Na quinta-feira, Dilma se reúne com líderes governistas e partidários, que formam o conselho político. Em seguida, ela se reunirá com sindicalistas e participará da posse do novo ministro do Trabalho, Brizola Neto, marcada para as 11 horas. Os sindicalistas já estão em Brasília e participam da reunião da Mesa Permanente de Negociação, com o ministro da Secretaria Geral, Gilberto Carvalho.

No início da tarde, às 15 horas, Dilma se reunirá com empresários. O discurso é mais uma tentativa de estimular os empresários a não desistirem de investir no País. Sem esses investimentos, o ritmo de crescimento da economia pode mesmo confirmar as previsões mais pessimistas.

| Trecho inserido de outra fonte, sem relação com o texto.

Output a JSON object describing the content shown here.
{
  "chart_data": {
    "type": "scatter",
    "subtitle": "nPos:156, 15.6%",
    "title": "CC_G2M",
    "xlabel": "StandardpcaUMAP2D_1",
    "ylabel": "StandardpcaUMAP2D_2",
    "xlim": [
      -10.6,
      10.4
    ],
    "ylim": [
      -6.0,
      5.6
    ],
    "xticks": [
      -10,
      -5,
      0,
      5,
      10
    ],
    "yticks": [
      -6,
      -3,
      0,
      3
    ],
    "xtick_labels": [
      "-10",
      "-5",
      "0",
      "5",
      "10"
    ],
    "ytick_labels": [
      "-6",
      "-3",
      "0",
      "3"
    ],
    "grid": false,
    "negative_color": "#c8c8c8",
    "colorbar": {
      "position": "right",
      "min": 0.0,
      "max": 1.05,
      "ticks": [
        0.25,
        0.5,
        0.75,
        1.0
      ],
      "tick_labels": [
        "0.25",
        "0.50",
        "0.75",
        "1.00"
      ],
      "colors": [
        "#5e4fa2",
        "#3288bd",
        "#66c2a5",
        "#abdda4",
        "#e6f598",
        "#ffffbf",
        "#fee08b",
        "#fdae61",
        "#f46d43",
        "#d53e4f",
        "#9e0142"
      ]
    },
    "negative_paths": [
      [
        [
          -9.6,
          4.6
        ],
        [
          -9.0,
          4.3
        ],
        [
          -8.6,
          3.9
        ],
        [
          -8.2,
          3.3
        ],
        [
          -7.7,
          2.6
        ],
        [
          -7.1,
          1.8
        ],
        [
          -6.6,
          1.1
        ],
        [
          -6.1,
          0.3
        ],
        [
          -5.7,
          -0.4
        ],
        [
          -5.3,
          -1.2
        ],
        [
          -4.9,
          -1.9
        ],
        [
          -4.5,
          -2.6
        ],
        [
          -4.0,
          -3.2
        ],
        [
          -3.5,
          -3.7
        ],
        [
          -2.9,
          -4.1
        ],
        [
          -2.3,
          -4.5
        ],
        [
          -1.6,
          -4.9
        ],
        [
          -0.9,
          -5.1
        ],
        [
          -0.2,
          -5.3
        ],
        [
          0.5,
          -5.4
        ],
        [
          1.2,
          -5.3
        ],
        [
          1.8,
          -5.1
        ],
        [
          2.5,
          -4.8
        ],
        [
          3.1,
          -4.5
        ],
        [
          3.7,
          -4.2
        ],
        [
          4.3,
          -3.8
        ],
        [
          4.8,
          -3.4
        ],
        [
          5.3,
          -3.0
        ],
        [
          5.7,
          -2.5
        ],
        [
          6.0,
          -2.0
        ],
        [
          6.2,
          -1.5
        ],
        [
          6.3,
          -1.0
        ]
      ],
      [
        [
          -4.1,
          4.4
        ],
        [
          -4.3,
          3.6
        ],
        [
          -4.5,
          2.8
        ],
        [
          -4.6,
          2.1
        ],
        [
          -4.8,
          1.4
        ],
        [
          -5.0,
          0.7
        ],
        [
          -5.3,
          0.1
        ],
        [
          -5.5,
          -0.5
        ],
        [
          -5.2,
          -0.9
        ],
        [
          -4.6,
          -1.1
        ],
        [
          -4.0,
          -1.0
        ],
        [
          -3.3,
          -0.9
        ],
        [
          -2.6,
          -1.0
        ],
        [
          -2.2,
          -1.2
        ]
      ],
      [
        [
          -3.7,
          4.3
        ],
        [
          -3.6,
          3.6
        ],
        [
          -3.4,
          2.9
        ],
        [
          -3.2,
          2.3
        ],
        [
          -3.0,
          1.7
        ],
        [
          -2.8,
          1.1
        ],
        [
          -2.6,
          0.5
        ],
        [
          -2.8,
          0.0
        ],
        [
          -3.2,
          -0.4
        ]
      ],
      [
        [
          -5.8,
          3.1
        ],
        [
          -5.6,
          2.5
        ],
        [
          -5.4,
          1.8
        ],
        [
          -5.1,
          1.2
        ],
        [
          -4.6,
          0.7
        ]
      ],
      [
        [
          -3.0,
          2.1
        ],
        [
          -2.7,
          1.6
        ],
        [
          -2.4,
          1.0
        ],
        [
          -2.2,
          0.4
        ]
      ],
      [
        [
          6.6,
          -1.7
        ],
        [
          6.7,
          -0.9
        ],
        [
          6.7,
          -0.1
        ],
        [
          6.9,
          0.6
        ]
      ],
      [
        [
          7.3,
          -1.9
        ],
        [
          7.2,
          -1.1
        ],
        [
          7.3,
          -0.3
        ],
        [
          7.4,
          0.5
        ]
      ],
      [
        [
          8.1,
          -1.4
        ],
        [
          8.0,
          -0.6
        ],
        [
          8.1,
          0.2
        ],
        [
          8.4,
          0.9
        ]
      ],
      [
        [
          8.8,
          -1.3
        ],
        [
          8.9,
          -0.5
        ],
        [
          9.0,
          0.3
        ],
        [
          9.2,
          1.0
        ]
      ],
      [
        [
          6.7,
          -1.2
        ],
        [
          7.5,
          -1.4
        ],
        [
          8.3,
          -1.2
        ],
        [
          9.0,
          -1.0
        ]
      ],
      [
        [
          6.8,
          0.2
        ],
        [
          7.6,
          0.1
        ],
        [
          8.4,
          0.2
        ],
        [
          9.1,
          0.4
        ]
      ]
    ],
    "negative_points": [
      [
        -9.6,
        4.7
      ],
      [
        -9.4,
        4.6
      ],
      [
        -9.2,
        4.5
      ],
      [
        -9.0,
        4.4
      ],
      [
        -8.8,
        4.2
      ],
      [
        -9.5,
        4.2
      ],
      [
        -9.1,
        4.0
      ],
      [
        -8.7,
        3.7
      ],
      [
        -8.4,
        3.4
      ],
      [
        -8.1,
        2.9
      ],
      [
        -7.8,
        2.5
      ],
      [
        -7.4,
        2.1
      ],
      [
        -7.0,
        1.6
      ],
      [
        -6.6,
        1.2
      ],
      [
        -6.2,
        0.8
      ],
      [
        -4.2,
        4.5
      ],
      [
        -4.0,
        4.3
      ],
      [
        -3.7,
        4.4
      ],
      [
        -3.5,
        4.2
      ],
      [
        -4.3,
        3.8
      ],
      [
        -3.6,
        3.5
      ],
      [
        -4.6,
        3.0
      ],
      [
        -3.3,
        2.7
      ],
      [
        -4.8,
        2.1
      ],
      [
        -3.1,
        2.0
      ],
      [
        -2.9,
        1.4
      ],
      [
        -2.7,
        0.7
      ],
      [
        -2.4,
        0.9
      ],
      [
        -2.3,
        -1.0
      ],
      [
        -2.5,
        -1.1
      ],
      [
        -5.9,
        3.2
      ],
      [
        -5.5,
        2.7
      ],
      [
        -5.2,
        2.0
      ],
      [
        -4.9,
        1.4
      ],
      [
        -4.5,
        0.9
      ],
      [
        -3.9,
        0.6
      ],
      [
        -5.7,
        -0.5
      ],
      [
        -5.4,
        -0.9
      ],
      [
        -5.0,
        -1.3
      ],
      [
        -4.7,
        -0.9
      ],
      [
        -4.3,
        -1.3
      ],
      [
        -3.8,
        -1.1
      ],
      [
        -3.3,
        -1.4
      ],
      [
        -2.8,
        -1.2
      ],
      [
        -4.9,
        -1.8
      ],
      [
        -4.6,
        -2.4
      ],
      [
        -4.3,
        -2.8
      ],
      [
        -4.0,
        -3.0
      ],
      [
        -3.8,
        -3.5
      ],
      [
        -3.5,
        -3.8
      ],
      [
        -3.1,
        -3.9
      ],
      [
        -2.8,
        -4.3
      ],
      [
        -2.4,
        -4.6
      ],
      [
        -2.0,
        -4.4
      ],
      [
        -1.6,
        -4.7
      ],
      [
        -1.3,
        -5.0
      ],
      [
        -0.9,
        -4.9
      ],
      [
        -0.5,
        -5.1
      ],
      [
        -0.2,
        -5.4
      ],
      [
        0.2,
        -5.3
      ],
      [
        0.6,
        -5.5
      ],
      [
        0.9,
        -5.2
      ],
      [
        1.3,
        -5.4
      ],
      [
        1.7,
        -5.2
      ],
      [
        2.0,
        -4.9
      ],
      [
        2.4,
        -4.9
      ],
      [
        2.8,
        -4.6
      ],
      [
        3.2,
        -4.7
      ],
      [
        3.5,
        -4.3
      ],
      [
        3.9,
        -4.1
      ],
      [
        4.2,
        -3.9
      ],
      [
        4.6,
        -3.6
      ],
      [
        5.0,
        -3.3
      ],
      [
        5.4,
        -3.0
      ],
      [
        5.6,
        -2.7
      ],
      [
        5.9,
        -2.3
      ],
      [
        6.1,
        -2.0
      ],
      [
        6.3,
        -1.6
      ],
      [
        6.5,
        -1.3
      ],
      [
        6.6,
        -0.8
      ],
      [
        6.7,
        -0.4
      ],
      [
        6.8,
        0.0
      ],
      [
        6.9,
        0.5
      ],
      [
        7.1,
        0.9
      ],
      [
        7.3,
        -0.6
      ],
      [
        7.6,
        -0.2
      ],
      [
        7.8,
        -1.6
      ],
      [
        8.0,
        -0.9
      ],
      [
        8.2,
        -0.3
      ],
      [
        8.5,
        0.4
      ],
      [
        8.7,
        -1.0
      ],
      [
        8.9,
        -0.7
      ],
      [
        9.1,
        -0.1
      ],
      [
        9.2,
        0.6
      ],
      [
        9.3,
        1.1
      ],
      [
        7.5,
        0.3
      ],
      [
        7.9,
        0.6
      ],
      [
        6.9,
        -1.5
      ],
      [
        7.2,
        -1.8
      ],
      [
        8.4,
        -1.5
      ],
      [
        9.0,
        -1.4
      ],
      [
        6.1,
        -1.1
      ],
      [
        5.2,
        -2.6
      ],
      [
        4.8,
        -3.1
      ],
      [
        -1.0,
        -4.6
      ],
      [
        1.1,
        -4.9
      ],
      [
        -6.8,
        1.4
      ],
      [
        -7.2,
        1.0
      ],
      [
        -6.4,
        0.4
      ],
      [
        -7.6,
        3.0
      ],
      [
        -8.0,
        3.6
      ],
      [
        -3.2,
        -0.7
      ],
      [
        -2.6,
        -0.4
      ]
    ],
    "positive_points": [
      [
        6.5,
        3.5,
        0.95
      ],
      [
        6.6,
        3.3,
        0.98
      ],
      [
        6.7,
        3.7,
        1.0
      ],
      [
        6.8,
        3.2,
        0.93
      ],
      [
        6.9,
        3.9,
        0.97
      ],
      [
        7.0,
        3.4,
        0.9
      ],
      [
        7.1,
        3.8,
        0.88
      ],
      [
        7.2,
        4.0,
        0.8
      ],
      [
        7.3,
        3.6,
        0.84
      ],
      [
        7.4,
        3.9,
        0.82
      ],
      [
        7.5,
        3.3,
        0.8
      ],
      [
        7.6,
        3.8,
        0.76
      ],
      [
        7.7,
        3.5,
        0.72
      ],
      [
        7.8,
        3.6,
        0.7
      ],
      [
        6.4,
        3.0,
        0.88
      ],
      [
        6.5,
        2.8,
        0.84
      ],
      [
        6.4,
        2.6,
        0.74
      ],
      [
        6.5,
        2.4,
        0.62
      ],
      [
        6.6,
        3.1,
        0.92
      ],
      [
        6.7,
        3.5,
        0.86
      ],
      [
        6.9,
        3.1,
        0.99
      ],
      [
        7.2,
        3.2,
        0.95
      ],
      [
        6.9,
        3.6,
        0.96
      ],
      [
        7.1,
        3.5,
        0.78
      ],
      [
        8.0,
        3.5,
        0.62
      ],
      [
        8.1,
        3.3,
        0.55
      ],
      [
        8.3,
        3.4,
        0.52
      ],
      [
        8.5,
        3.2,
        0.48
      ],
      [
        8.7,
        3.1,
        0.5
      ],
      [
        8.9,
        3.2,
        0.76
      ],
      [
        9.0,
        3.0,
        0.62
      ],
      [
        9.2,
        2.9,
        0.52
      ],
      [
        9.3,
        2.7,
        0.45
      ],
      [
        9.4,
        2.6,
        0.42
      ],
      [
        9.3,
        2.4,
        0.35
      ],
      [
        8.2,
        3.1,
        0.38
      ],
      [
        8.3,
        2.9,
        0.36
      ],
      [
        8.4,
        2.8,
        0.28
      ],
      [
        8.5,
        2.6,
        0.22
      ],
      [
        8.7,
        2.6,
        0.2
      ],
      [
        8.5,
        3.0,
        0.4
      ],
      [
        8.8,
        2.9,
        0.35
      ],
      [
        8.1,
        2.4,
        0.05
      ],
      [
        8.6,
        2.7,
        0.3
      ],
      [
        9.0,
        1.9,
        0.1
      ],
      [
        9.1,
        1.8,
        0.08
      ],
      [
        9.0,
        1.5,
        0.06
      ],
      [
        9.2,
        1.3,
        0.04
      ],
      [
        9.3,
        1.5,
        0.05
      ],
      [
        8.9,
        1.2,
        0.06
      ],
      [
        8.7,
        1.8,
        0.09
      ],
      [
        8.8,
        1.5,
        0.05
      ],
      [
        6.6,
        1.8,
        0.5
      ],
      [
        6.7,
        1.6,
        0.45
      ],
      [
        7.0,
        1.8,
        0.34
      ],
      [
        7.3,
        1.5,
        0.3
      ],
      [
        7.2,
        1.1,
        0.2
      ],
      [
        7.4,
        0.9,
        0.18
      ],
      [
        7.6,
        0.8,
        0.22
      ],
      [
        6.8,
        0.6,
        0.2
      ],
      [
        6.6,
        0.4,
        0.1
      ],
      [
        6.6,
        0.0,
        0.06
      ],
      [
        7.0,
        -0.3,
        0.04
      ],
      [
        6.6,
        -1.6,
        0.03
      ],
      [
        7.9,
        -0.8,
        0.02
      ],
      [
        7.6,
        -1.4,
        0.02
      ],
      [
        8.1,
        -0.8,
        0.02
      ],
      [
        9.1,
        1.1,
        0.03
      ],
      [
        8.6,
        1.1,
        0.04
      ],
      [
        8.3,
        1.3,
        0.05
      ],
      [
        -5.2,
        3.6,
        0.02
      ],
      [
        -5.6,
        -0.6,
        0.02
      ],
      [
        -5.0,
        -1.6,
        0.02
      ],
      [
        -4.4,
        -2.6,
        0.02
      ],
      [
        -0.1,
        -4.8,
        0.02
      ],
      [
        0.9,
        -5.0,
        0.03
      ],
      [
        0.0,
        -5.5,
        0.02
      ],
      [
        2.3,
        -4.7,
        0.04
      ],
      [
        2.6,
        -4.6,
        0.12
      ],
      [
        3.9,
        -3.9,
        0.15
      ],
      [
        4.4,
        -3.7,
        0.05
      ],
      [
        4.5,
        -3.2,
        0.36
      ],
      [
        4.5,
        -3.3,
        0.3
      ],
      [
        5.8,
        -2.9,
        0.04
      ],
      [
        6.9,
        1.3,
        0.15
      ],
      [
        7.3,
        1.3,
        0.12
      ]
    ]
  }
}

Embora a situação do Brasil esteja distinta dos países europeus, um agravamento da crise na zona do euro, com mais países sendo arrastados para a recessão, força o governo brasileiro a buscar saída para o aumento da produção e do fortalecimento do mercado interno, com uma maior demanda por parte dos consumidores.

Embora o governo trabalhe com a expectativa de um crescimento de 4,5%, a sondagem do mercado revelada na pesquisa Focus, divulgada na segunda, estima um crescimento de 3,2% do Produto Interno Bruto (PIB). A previsão oficial do Banco Central considera uma atividade econômica ao ritmo de 3,5%.